Caso o projeto fosse aprovado naqueles moldes, o cenário já adverso, em 2020, para o déficit de primário e para o aumento da dívida bruta do governo poderia piorar, respectivamente, em 2 por cento e 10 por cento do PIB – segundo cálculos de Mendes e Lisboa. Vale falar que o cenário base da Levante é de um crescimento de 6 pontos percentuais na dívida bruta do governo em 2020.
Enquanto deputados estimavam um impacto fiscal de cerca de 85 bilhões de reais para o governo federal com todas as medidas do substitutivo, a equipe econômica estimou um rombo de 180 bilhões de reais. O secretário do Tesouro, Mansueto Almeida, publicou nota técnica projetando um custo mínimo de 105 bilhões de reais, podendo chegar a até 222 bilhões de gastos novos para as contas públicas federais.
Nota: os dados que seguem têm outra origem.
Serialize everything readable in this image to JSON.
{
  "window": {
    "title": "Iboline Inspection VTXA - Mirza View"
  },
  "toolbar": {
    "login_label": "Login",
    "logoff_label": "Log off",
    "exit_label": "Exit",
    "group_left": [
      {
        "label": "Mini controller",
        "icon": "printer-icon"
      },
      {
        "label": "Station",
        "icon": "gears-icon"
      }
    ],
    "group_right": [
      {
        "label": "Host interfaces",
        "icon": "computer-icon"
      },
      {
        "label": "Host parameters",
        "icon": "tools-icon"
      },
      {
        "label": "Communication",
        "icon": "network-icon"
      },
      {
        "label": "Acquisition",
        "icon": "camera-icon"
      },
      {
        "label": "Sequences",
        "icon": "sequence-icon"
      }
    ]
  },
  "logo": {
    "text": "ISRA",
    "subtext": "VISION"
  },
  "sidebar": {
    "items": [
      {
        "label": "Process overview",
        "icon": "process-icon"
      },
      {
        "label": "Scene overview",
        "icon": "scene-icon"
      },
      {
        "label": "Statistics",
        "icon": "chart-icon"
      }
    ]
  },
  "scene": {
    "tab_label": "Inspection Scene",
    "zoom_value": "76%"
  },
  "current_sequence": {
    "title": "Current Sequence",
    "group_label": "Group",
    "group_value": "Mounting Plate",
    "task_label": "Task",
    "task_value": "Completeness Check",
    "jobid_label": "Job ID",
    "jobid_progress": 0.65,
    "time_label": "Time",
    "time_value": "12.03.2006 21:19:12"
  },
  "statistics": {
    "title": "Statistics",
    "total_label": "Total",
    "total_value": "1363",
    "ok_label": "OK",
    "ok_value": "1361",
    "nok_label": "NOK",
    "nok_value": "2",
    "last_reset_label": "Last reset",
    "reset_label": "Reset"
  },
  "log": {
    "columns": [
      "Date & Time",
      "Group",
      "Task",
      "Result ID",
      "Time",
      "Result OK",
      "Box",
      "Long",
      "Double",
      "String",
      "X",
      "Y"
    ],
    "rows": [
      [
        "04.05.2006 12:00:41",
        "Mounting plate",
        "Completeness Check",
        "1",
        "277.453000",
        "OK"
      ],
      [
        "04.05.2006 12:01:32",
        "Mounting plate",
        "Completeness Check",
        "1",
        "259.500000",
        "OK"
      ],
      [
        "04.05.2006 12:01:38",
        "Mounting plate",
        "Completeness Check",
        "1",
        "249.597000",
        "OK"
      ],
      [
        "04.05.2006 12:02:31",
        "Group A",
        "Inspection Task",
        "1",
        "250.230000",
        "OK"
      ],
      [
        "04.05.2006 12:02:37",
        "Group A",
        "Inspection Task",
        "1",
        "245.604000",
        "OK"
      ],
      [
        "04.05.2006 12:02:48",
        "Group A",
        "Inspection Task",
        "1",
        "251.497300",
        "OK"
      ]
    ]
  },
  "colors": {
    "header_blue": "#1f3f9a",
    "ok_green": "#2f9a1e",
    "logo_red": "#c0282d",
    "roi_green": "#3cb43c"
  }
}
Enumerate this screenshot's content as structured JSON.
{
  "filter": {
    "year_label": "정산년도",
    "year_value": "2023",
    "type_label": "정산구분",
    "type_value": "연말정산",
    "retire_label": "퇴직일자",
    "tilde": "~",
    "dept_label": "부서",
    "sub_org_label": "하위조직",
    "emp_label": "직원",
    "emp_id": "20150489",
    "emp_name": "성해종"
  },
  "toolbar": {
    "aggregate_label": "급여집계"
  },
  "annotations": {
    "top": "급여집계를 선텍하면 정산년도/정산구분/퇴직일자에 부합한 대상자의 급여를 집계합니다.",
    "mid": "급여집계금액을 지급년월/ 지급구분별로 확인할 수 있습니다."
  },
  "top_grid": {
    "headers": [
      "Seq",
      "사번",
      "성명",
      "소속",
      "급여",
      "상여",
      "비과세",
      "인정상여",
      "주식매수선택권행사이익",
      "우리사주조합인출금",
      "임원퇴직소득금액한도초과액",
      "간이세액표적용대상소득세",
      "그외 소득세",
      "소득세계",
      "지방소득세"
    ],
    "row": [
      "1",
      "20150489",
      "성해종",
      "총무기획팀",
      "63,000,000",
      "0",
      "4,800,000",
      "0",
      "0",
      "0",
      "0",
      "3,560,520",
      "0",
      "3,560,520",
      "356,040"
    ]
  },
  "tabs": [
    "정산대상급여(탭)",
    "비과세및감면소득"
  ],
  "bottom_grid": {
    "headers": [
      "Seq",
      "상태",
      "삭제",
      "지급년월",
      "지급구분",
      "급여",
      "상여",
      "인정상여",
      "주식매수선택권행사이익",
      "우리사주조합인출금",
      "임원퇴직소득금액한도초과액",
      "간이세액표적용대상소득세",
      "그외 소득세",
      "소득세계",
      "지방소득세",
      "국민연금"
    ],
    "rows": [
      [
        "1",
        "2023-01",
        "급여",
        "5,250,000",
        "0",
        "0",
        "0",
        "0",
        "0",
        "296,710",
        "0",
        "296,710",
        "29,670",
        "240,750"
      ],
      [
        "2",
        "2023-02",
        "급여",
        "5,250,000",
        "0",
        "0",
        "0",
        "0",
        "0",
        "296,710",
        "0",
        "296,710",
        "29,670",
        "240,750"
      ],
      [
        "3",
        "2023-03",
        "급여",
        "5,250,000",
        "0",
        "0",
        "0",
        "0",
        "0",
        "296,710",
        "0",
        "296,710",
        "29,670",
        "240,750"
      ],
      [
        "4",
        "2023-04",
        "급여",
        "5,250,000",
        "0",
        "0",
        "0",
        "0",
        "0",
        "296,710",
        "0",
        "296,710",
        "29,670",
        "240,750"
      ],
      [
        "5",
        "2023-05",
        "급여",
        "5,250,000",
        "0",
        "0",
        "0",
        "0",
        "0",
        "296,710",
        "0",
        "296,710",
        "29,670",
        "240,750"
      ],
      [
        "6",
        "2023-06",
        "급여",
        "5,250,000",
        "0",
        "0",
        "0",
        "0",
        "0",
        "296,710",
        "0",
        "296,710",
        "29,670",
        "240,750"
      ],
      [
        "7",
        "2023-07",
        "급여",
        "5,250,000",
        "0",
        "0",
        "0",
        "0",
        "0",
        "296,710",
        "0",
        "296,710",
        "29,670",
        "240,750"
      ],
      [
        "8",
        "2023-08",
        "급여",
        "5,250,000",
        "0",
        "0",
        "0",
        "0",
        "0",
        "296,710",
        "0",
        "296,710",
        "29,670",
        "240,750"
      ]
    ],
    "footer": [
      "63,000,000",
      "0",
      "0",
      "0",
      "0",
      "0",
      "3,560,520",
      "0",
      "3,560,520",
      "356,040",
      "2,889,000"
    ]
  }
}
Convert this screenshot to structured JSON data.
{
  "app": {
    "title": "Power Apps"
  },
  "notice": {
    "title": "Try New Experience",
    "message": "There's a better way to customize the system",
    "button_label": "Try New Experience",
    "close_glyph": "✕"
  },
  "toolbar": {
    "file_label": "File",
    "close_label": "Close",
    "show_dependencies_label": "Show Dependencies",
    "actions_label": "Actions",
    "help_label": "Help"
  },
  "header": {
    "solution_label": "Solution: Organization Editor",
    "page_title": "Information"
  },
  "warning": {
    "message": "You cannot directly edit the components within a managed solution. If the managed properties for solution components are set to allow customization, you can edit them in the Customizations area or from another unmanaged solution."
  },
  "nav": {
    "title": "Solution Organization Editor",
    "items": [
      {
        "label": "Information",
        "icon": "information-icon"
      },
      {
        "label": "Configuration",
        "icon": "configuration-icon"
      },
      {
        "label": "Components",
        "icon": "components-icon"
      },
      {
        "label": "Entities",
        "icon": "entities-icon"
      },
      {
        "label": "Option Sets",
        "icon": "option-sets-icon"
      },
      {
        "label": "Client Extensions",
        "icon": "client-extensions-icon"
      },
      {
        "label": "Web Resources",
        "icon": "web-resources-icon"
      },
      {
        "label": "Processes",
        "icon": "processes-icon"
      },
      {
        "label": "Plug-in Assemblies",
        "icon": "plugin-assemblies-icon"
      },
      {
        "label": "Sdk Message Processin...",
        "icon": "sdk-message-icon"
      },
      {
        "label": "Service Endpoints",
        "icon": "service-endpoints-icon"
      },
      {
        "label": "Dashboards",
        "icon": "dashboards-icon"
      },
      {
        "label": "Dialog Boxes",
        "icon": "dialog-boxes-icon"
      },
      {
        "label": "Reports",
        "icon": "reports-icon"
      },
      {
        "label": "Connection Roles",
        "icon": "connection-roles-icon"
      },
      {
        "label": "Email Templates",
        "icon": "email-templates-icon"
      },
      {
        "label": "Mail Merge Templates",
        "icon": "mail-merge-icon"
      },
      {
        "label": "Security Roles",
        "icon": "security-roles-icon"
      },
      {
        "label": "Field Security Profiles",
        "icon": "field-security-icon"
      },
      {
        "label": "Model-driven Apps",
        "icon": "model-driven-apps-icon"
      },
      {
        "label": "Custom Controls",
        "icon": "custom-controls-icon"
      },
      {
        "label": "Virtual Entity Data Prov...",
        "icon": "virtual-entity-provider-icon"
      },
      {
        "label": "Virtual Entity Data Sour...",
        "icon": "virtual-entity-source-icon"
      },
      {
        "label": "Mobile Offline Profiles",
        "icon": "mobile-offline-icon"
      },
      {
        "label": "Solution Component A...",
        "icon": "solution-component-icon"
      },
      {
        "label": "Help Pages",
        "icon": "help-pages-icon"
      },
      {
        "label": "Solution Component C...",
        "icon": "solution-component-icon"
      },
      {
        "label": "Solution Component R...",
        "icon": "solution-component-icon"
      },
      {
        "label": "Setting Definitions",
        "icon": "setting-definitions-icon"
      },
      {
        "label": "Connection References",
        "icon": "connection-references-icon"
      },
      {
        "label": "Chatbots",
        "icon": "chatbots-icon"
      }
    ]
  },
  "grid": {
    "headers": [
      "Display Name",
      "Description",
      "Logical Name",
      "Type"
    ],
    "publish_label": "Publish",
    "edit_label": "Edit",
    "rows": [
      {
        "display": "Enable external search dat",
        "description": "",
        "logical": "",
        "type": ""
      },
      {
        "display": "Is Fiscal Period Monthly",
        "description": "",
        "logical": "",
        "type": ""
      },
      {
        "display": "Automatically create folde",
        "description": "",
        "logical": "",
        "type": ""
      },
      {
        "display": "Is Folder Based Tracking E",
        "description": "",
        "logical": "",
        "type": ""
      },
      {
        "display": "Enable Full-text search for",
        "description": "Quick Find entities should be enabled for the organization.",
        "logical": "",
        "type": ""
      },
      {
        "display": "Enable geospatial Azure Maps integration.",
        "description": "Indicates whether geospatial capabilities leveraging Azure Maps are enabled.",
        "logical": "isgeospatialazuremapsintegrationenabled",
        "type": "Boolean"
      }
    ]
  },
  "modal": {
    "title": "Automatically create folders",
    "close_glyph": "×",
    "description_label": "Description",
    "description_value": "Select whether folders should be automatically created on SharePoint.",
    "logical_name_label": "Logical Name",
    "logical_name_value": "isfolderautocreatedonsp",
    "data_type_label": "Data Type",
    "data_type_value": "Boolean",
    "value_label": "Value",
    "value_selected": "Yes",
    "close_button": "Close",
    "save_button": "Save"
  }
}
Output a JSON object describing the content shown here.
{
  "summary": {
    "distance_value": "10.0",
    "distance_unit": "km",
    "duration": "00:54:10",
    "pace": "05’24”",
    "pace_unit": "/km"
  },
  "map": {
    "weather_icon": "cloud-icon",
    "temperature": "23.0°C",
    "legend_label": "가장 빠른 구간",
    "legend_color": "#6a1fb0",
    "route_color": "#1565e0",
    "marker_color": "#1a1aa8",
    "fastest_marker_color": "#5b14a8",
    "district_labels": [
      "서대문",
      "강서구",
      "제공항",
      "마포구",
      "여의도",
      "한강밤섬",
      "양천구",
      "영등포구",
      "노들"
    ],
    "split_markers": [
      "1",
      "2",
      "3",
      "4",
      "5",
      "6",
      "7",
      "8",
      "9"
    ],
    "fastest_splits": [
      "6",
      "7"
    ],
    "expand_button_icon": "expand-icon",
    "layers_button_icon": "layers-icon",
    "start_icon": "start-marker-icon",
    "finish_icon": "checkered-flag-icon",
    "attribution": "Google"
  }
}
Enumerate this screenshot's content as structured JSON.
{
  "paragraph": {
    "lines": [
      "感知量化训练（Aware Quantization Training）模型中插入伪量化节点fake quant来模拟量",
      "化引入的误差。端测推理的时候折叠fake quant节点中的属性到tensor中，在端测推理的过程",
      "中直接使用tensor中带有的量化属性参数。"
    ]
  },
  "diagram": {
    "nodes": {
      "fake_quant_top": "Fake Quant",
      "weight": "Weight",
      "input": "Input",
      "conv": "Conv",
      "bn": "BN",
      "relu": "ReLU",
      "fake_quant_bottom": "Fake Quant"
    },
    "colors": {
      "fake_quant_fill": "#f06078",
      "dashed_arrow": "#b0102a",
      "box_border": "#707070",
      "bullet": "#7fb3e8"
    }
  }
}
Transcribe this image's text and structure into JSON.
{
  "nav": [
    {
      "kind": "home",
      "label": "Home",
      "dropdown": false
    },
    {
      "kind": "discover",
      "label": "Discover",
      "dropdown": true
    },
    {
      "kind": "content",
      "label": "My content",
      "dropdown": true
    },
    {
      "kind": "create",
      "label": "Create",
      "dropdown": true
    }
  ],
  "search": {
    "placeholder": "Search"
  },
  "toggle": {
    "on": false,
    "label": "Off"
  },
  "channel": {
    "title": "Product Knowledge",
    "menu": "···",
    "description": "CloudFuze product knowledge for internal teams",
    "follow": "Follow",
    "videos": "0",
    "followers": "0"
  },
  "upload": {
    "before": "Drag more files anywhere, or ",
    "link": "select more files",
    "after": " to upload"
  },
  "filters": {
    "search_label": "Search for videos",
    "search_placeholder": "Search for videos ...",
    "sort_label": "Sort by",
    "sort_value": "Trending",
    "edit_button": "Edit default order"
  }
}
Uma verdadeira pauta-bomba.
Cientes de que a aprovação do projeto praticamente inviabilizaria as contas do governo, a equipe econômica e a base do governo na Câmara iniciaram negociações para modificar e excluir, do texto, pontos caros à economia.
O desfecho da negociação não foi ideal, mas já diminuiu os impactos fiscais da proposta. O texto final, aprovado anteontem (13) por 431 votos a 70, prevê somente a compensação arrecadatória do ICMS (tributo estadual) e do ISS (tributo municipal) deste ano em relação ao ano de 2019. Como as estimativas são de uma frustração de cerca de 30 por cento das receitas dos dois impostos, o governo federal deverá despender cerca de 80 bilhões de reais durante os seis meses em que essa compensação está prevista (maio a outubro). Caso a arrecadação seja maior que a esperada no mês, a União poderá repassar um valor proporcionalmente menor.
O outro único ponto do projeto aprovado é a suspensão, neste ano, do pagamento das parcelas dos empréstimos do BNDES e da Caixa Econômica Federal por parte de estados e municípios. O custo dessa medida deve ser de quase 10 bilhões de reais.
Do lado negativo, não houve a inclusão de nenhuma contrapartida para estados e municípios sobre os 90 bilhões de reais a serem gastos adicionalmente no âmbito federal. Consequentemente, a dívida do governo deve aumentar para financiar este montante. A equipe econômica continua infeliz com o resultado – apesar da redução do impacto fiscal. O diagnóstico é o seguinte: com a garantia de compensação da União, estados e municípios tendem a relaxar seus controles fiscais.
A aprovação do projeto é uma dura derrota ao governo, que vinha tomando muito cuidado com a ampliação de gastos fiscais durante o momento atual. Quadros do Planalto responsáveis pela articulação política agora trabalham para realizar modificações no texto que será discutido no Senado Federal. Por ser um Projeto de Lei Complementar (PLC), cabe o veto presidencial. No entanto, locutores do governo já descartam essa possibilidade por entenderem que o alto número de votos favoráveis à medida na Câmara indica que o veto seria derrubado.
Se 2020 já será um ano extremamente negativo para o fiscal do País, a aprovação da proposta aumenta ainda mais os buracos do déficit primário e da dívida bruta brasileira. A deterioração das relações entre governadores e o presidente também não ajuda nas negociações.
Cabe ao governo fazer a sua escolha: renovar as boas relações entre os entes federativos, podendo valer-se da oportunidade para modificar o projeto no Senado, ou arcar com os custos fiscais da medida.